L’hostilité se fait remarquer sur nombreux points de vue et pourtant je félicité et je ne peux qu’admirer le travail qui est fait par mon association pour essayer de motiver les troupes comme on dirait par chez nous, de proposer des activités qui contribuent au développement humain et au dialogue entre les individus.

Beaucoup de sujets sociaux sont tabous, notamment la situation post crise, beaucoup étant mouillés à tous les niveaux et mon travail de recherche se transforme en véritable mission d’investigation car chaque information glanée est un réel exploit.

Enfin voilà un peu l’univers de mon stage pour la première partie, c’est un peu noir pour pas dire plus encore, mais j’en apprends beaucoup à évoluer dans un contexte tel quel!

Ce week end j’irai prendre quelques photos pour vous faire part de mon témoignage.

A bientôt

Inch ka tchika?

•mai 8, 2009 • 1 Commentaire

A peine arrivé dans l’appartement prété pour la semaine par l’association KASA, je retrouvais Arnaud, je découvrais Zina et je parlais à Tanguy par le plus grand des hasards…. Décidément que de coïncidences! Retrouvés autour d’une bonne bouteille de vodka abricot (enfin ce n’est même pas de la vodka, enfin pas comme on l’entend, disons qu’elle est bien à 70° celle-là héhé) enfin tout ça pour dire que la première journée de travail fut réellement difficile. Je découvrais donc les lieux, l’équipe, et donc le centre ESPACES où je passerai un bon mois et demi là bas à partir de la mi juin.

Je ne peux que saluer les membres de l’association, très enthousiastes et l’on est vite mis à l’aise. Vous ajoutez une bonne dose d’approche genre, dont je peux vous dire que c’est très sympa (1 garcon sur 10 charmantes filles )!

L’atmosphère me rappelle un peu la promo car l’état d’esprit est un peu le même, je parle au niveau du travail, pas du vieux papes! En effet tout le monde est solidaire avec tout le monde, la hierarchie ce n’est que sur le papier, et chacun a envie de participer à tous les projets faits dans le centre. Du coup c’est très motivant, surtout que la majeure partie de l’équipe se forme au fur et à mesure aux compétences telles que l’informatique ou même la méthodologie de projets.

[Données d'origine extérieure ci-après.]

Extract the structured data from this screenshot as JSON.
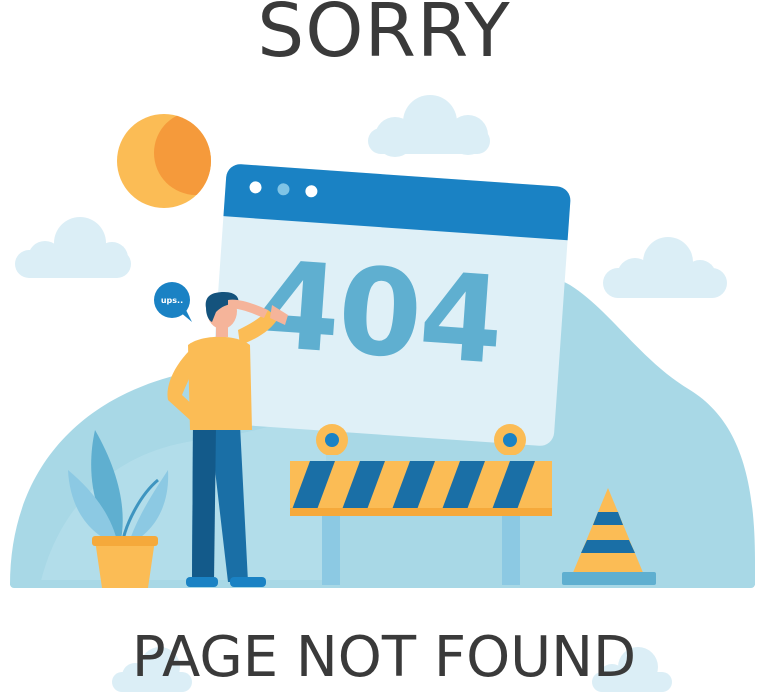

Cette semaine j’ai pu animer un club français et un cours d’anglais, rigolez pas cela s’est bien passé en anglais enfin disons que l’on peut toujours progresser! Aussi je participe activement au comité de gestion du centre ESPACES, ce qui permet de mieux comprendre le suivi qui est mis en place et leur capacité à prendre du recul sur les projets. Et tout cela bien sur dans une bonne ambiance. Bon après ils attendent pas mal de moi, en fait ils me considèrent comme un professionnel, alors je ne sais pas ce que les Suisses ont raconté ou s’il existe aussi le mythe de l’occidental, mais selon eux je sais tout faire, d’animer un cours d’anglais, à la mise en place d’une communauté virtuelle (sorte de réseau des travailleurs sociaux avec mise à disposition de formation à distance) en passant par les budgets et pis la rédaction du projet pour les demandes de subventions à des bailleurs de fonds internationaux. J’avoue que c’est valorisant d’être pris en considération malgré tout.

Bref, la mission à Yerevan va s’avérer être dans de bonnes conditions. Bon le truc qui me fait un peu peur encore c’est l’approche religieuse, car cela fait plusieurs qu’on me rappelle un peu mon cursus religieux en privé. Bon j’en suis pas encore à faire la prière mais bon ça fait drôle au début.

Hormis le travail, que j’ai pris deux wagons en retard certes, la vie arménienne est toujours aussi agréable, et je reprends mes repères en terme linguistique.  J’ai eu le privilège de rencontrer la famille de Zina, ce fut une rencontre très sympathique et même si le barrage de la langue est de taille, Zina nous a traduit pour Nono et moi, et l’échange s’est installé. Il faut vite qu’on se mette à l’arménien afin de pouvoir converser un peu par nous-mêmes, n’est-ce pas Nono?

Mardi je pars pour Gumri en Avtobùs dans le deuxième centre de formation (qui sans le faire exprès met en place des activités médicales, psychosociales, culturelles et de réseau social…ça ne rappelle rien à personne j’ai même pas fait exprès) et j’y reste jusqu’à la mi juin.